Capillary Oxygen Triggers Conducted Vasodilation via Connexin 40 Independent of Extracellular K + and Endothelial K IR 2.1

Abstract

Mechanisms that fine-tune red blood cell (RBC) and O2 delivery to capillaries are critical to tissue function. Coupling RBC supply to demand is an intricate process requiring O2 sensing, generation of a capillary stimulus and triggering of a transduction process that alters the diameter of upstream arterioles. The sensor's identity, the stimulus it generates and the mechanisms that enable it are actively debated. Studies have implied the endothelial KIR2.1 channels drive O2 sensing whereas gap junctions, comprised of connexin 40, enable electrical signals to conduct upstream. This idea was tested in KIR2.1-/- and connexin 40-/- mice where the local O2 environment of skeletal muscle was precisely controlled. The extensor digitorum longus muscle was prepared for intravital microscopy; a custom stage insert with a gas chamber allowed for O2 control at the tissue surface. Second-by-second capillary RBC flow responses were recorded as O2 was: 1) reduced from 53 mmHg to 15 mmHg or 0 mmHg for 3 min; or 2) oscillated between 91 mmHg and 15 mmHg (1 cycle/min).
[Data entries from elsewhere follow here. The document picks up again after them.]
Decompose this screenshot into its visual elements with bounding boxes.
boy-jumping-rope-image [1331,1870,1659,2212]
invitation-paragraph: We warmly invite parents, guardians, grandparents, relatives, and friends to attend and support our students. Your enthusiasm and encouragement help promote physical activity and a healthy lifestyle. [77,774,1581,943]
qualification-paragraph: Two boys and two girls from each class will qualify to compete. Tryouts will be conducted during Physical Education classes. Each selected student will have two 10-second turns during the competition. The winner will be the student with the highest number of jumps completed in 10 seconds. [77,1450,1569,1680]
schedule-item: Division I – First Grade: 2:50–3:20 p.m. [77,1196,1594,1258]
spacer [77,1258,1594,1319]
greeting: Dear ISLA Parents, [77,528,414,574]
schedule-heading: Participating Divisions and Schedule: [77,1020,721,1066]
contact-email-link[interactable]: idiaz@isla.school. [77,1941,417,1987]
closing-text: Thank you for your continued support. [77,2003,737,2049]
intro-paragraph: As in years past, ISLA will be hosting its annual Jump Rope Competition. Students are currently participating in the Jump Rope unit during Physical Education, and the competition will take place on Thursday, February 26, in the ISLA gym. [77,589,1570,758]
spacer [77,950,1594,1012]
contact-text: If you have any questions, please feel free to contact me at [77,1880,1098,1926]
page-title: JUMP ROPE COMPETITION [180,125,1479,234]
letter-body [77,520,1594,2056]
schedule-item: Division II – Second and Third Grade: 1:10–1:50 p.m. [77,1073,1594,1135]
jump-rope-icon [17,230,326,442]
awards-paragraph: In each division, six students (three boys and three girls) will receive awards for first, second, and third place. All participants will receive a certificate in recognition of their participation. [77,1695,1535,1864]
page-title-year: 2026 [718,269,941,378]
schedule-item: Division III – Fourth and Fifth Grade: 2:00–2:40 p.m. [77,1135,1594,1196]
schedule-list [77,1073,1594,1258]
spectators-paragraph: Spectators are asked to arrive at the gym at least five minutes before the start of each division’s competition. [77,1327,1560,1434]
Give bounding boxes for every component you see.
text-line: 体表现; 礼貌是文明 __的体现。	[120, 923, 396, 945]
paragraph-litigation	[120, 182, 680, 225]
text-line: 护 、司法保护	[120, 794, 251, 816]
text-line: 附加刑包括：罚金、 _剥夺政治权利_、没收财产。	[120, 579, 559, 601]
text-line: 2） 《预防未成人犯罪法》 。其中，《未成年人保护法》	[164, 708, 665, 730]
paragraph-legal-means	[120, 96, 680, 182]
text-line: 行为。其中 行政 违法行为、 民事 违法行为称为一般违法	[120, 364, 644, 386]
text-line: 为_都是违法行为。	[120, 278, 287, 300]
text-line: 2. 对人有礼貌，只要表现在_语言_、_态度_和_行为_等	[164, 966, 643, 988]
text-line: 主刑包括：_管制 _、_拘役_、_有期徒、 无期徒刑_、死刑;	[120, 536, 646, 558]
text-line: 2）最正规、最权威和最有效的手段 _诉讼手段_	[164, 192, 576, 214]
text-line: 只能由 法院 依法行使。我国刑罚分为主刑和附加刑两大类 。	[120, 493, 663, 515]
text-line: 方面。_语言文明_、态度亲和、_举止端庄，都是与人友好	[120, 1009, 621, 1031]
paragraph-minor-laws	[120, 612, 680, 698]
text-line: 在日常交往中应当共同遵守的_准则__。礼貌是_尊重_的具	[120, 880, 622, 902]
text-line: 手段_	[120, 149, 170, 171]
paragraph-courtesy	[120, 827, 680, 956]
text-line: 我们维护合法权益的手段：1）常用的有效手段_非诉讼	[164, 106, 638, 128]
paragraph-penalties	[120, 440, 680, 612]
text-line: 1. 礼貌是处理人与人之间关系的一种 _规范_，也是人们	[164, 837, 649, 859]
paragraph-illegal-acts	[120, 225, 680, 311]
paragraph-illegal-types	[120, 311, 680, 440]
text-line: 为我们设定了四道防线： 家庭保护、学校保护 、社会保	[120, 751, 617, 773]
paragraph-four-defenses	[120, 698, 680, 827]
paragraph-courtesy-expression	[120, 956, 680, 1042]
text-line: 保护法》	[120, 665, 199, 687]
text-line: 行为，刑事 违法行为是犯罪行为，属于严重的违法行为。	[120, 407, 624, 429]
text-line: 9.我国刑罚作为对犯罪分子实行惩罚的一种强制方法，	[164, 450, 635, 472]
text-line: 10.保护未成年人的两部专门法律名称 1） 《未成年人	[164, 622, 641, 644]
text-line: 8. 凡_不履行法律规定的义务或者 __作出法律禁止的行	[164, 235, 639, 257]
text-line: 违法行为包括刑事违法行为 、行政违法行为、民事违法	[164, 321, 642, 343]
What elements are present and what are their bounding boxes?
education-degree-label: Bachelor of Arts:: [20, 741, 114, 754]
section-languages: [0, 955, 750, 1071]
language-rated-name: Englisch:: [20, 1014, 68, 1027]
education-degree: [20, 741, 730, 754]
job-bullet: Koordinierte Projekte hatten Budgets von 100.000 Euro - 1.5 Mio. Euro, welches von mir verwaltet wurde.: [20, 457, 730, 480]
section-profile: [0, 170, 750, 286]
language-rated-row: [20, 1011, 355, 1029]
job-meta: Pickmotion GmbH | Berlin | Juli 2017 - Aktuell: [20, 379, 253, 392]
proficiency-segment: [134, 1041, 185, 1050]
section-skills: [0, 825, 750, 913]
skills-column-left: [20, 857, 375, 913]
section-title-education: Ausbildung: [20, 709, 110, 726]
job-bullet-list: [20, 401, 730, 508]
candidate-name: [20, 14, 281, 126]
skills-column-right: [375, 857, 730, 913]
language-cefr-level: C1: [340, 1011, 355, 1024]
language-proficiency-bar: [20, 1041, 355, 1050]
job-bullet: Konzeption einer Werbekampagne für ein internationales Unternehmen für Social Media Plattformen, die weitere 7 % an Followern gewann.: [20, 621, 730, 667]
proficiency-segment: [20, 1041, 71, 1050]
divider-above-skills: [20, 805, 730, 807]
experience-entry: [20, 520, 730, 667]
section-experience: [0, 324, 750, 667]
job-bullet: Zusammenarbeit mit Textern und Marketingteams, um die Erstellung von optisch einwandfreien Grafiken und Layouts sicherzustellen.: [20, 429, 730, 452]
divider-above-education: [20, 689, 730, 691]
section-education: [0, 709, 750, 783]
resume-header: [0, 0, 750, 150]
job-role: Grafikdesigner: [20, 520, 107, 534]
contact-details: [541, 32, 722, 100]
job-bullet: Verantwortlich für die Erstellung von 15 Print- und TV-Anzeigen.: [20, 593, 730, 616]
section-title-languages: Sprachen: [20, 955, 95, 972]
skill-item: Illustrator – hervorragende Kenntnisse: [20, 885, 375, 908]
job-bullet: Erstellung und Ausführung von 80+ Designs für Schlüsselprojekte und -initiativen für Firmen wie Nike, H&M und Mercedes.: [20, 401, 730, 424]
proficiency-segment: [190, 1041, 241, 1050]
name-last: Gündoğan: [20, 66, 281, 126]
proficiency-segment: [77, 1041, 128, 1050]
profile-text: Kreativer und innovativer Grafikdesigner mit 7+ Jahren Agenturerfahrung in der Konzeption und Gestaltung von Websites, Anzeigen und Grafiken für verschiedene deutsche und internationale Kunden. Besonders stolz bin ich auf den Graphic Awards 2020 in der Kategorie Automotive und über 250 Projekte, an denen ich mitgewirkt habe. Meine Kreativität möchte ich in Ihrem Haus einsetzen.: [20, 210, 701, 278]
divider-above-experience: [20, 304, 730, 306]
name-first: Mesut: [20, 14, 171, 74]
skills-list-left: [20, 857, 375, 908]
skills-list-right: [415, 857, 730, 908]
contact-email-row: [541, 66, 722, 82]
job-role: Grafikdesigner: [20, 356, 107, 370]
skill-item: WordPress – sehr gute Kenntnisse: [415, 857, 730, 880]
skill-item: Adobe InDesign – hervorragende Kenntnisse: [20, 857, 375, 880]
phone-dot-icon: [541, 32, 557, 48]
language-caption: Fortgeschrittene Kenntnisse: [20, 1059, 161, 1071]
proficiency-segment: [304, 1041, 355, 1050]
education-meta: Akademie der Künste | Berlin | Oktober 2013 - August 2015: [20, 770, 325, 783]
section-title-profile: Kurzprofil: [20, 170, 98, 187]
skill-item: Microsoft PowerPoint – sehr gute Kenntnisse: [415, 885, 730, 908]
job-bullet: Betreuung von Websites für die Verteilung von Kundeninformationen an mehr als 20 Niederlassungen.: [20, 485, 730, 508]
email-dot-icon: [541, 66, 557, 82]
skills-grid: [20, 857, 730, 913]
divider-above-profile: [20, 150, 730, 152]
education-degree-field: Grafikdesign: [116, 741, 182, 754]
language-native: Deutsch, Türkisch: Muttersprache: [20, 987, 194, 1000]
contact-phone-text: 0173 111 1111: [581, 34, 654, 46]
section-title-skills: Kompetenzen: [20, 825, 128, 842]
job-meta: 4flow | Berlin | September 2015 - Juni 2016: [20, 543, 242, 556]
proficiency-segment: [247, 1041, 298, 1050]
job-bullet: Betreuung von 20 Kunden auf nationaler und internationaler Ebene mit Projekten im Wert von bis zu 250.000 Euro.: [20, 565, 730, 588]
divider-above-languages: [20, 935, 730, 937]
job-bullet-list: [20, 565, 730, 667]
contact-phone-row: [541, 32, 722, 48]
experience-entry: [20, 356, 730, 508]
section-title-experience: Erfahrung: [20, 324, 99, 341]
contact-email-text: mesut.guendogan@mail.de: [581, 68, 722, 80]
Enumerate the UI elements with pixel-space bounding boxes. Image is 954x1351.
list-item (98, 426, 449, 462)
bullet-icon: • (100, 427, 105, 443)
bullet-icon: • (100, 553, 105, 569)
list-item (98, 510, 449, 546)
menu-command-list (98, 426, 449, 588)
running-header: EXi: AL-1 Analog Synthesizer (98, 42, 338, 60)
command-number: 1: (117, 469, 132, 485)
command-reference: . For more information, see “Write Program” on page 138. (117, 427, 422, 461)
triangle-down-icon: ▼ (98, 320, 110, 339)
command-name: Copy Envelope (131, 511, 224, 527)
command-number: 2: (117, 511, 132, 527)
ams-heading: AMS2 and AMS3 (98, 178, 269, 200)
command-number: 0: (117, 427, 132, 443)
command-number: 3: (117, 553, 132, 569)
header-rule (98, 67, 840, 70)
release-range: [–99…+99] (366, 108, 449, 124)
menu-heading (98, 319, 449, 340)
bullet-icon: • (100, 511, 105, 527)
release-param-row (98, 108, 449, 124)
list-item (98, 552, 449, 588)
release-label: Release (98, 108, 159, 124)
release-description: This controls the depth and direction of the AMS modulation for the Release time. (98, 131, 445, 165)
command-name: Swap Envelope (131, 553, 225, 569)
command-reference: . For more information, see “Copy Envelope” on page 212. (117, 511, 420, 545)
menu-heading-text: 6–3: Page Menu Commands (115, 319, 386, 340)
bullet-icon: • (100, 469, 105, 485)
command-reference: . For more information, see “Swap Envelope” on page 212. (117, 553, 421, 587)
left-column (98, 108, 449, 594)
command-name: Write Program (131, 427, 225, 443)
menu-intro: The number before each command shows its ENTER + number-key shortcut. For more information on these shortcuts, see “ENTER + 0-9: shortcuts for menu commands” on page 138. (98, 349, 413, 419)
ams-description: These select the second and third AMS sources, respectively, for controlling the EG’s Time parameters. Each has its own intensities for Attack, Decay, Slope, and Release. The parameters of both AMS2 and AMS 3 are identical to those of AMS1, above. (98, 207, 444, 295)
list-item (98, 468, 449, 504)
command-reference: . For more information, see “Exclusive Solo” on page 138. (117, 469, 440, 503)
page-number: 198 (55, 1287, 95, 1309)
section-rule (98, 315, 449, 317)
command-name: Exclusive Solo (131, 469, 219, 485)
Chamber O2 at 15 mmHg induces microvascular responses without diminishing mitochondrial function while 0 mmHg initiates additional metabolic responses. Dropping PO2 on the muscle surface (53 mmHg to 15 mmHg or 0 mmHg) significantly increased RBC supply rate in capillaries of control animals while elevated chamber O2 decreased capillary RBC supply rate in a graded manner. The RBC flow responses in control mice were rapid and tightly coupled to O2 levels as the chamber O2 was oscillated in a sinusoidal fashion. In stark contrast, this blood flow response failed to occur in connexin 40-/- mice. As this response was absent, capillary RBC O2 saturation was lower under resting conditions in the connexin 40-/- animals. Endothelial KIR2.1-/- mice, on the other hand, had normal resting RBC O2 saturation. Furthermore, KIR2.1-/- mice reacted normally to O2 changes, albeit an oscillation or a sustained O2 decrease (to 15 mmHg), with a rise in RBC supply rate. Likewise, the microcirculatory response to 0 mmHg O2 was similar between floxed control and endothelial KIR2.1-/- mice. We show that microvascular O2 responses depend on coordinated electrical signaling via gap junctions comprised of connexin 40 and that endothelial KIR2.1channels do not drive the initiating electrical event. These findings reform our understanding of blood flow regulation and how O2 initiates this process independent of metabolite production.